I don't think the case for the MAVEN propaganda initiative being advocacy for the TIA could be clearer.
They are the deceivers!!
You just choose to ignore the obvious and live in a fantasy world.
Don't worry the damage is already done. MAVEN has accomplished what they set out to acheive.
The one sided propaganda is already out there and there is no way to undo that.
You don't have to waste your time trying to defend the indefensible.
I am voting YES to support the Regional Transportation Referendum, even if it means that I am simple-minded.
The TIA tax will represent a 16.6% (.01/.06) increase in the sales tax in Cobb County.
If the gasoline tax was increased by .40/gallon and the price/gallon is $3.90 (.40/3.90) what percentage increase does that represent?
You keep missing the point.
We should not have to force the MAVEN organization to provide both sides of the issue.
That should be integral to their stated goal of "educating" the voters about the TIA referendum.
Their advocacy is not so much revealed by what they saying and distributing, but by what they are NOT saying.
Don't be so naive as to think there is only one side to this issue.
And don't be so blatantly partisan as to suggest that those that want the whole story should be responsible for doing that.
Little by little they have strayed from their original intent which was the pure financing of badly needed transportation projects in their specifically designated districts to all kinds of farfetched and far ranging projects and intiatives.
As long as their "creative" project financing is restricted to their own back yard using their own resources then I don't have a problem with it.
I also don't have a problem with them using those dollars to recapture federal and state tax dollars and bring them back into our community for our benefit.
However, when they, under false pretenses, start covertly advocating to create a $7 BILLION slush fund that has little or no benefit to Cobb County that's where the line needs to be drawn.
The Metro Area CID's, led by our own Cumberland and Town Center CID's, seem to have gotten a little big for their britches.
They have become so enamored with themselves they are reaching well beyond their original purpose.
They have gone from being self interested, self taxing districts to becoming just another out of control governmental entity trying to take advantage of their political and financial power to reach into taxpayer pocketbooks.
It's time to reel them in and set them back on the right course.
Their ads are plainly promoting TSPLOST, and to insist that they are not is destroying the credibility of the CID management.
If the CIDS think the public will buy this smoke screen, what else are they misleading us about? Can they be trusted on anything?
Why should we believe them on TSPLOST if they play games on this issue?
It is painfully obvious you don't get it.
Transportation Investment Act, TSPLOST, Regional Transportation Referendum or Two Starbucks a Week.
Call it what you want, but it is still amounts to $7 billion rip off of the taxpayers of the Metro Atlanta area.
And MAVEN is complicit in misleading and misinforming the public about what it is supposed to accomplish.

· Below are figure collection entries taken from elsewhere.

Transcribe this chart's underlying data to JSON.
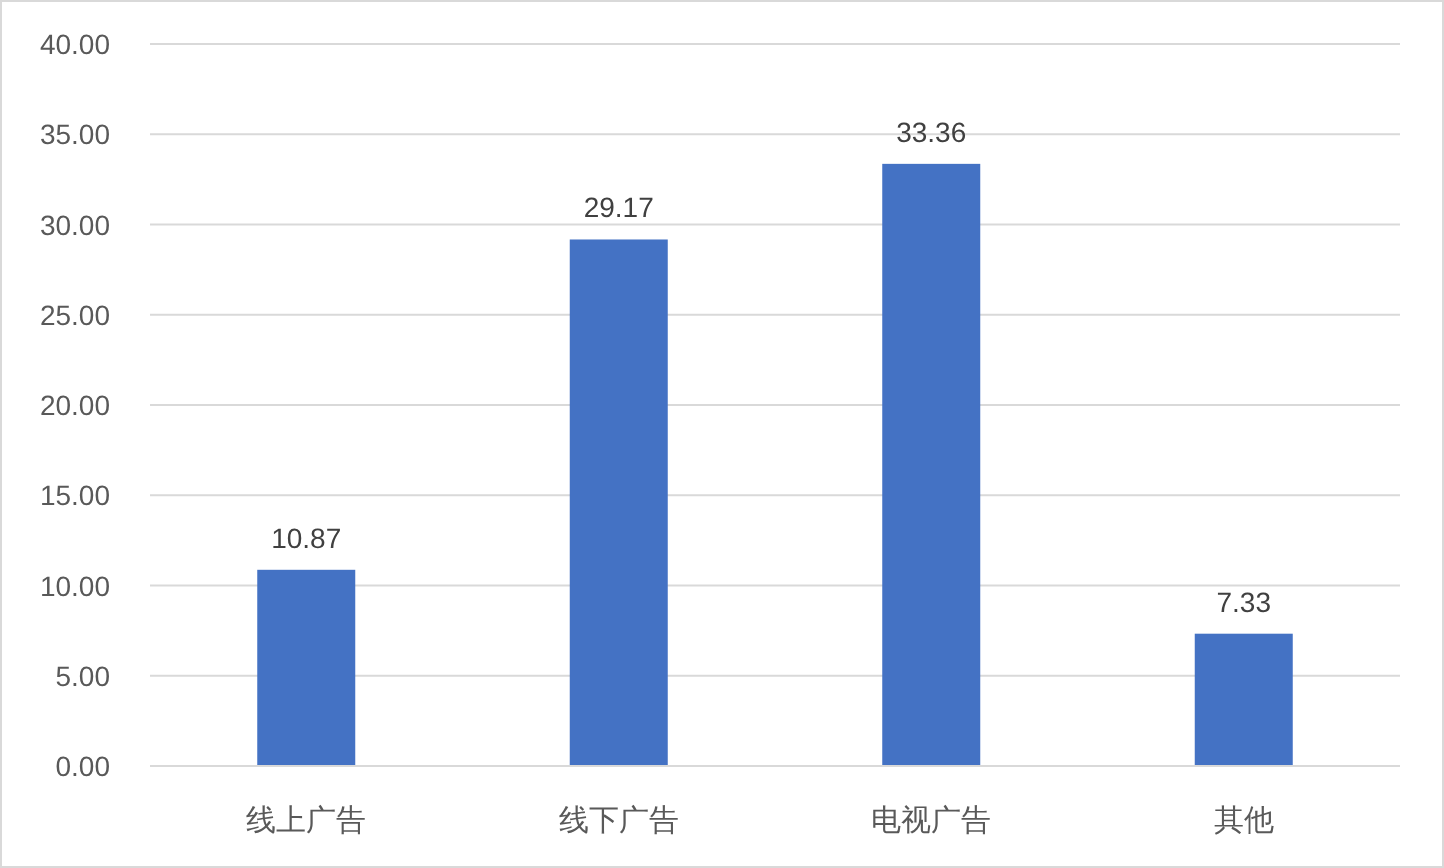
{
  "chart_data": {
    "type": "bar",
    "categories": [
      "线上广告",
      "线下广告",
      "电视广告",
      "其他"
    ],
    "values": [
      10.87,
      29.17,
      33.36,
      7.33
    ],
    "color": "#4472c4",
    "ylim": [
      0,
      40
    ],
    "yticks": [
      {
        "value": 0,
        "label": "0.00"
      },
      {
        "value": 5,
        "label": "5.00"
      },
      {
        "value": 10,
        "label": "10.00"
      },
      {
        "value": 15,
        "label": "15.00"
      },
      {
        "value": 20,
        "label": "20.00"
      },
      {
        "value": 25,
        "label": "25.00"
      },
      {
        "value": 30,
        "label": "30.00"
      },
      {
        "value": 35,
        "label": "35.00"
      },
      {
        "value": 40,
        "label": "40.00"
      }
    ],
    "grid": "y",
    "data_labels": true
  }
}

Sorry you think I am erroneous in my opinion, but I think that you are naive in your acceptance of the half truths that are being spoon fed to you by a biased organization masquerading as an objective voter education initiative.
All anybody, which you characterize as the opposition, wants is the other side of the coin to be revealed.
The point is that the MAVEN campaign will, in fact, allow my personal tax money and my neighbors to be used to fund the $7 Billion slush fund being promoted by MAVEN's one sided presentation, if the TIA passes.
It's not so much the funds being spent on the MAVEN campaign that are so onerous, but what those questionable expenditures will lead to.